And the great man, who took 309 Test wickets before retiring to South Florida in 1976, is confident that the tournament, being hosted mostly in the Caribbean, can wean Americans off their staple diet of basketball, baseball and gridiron.
Gibbs and his colleagues hope to bring World Cup matches to the city of Lauderhill, 30 miles north of Miami by building a 35,000 seater stadium.
The ground is on course to be ready by 2005, with plenty of time to satisfy inspectors from the International Cricket Council (ICC) that it meets regulations.
"In the Lauderhill area we've got 109 acres of land and the mayor and governor have put in around 40 million dollars (22.66m pounds) in order to make this a success," Gibbs told the BBC Sport website.
"We would be in a group probably with Jamaica and some of the other countries close by.
"The soccer World Cup was the biggest money-spinner ever and I see cricket being not far away from that."
The American venue is just one of 12 candidate sites battling it out to host matches in the World Cup.

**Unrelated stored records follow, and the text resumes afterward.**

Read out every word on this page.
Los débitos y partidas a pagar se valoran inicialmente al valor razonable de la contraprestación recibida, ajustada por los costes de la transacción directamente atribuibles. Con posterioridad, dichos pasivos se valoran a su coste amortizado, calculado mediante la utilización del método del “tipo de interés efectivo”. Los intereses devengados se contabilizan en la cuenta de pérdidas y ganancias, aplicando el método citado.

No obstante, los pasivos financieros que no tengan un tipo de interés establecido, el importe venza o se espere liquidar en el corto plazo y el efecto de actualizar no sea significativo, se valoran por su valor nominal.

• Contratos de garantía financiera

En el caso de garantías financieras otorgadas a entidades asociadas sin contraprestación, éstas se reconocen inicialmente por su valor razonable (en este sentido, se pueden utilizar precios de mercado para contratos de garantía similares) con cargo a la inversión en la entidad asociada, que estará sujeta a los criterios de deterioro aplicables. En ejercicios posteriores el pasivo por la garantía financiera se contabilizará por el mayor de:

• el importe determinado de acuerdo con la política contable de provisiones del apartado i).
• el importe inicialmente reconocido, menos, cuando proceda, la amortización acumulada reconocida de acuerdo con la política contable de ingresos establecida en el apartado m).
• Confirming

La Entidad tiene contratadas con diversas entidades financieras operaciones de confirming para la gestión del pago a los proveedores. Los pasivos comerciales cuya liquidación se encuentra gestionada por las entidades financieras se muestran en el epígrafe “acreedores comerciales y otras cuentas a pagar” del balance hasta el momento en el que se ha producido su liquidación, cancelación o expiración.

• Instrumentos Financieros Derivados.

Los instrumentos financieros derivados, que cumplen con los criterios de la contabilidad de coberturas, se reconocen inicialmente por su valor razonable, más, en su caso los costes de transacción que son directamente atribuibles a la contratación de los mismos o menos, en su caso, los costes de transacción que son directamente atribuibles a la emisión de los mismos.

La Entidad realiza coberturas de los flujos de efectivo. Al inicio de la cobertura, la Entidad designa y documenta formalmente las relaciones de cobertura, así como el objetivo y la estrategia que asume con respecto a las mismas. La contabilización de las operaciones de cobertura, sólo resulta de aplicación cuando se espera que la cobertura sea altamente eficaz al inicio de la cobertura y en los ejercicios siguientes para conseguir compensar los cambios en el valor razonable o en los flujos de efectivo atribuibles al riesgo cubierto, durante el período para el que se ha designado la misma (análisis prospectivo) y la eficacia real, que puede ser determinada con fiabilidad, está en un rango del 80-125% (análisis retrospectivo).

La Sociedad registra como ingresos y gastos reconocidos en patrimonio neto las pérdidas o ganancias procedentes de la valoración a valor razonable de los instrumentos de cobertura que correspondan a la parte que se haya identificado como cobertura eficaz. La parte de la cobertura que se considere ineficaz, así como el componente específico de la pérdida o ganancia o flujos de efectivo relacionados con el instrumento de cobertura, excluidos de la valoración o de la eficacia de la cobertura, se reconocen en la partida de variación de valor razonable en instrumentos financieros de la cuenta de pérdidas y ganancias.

"I know the West Indies board have got a good chance of making a fair amount of money if it's played here in the USA," said Gibbs who estimated there are around 10,000 cricketers in the US, mostly ex-pats from the West Indies, India and Pakistan.
"We're hoping to have games involving Pakistan and India because there are a lot of people from the Third World that live here and they're pretty keen on cricket."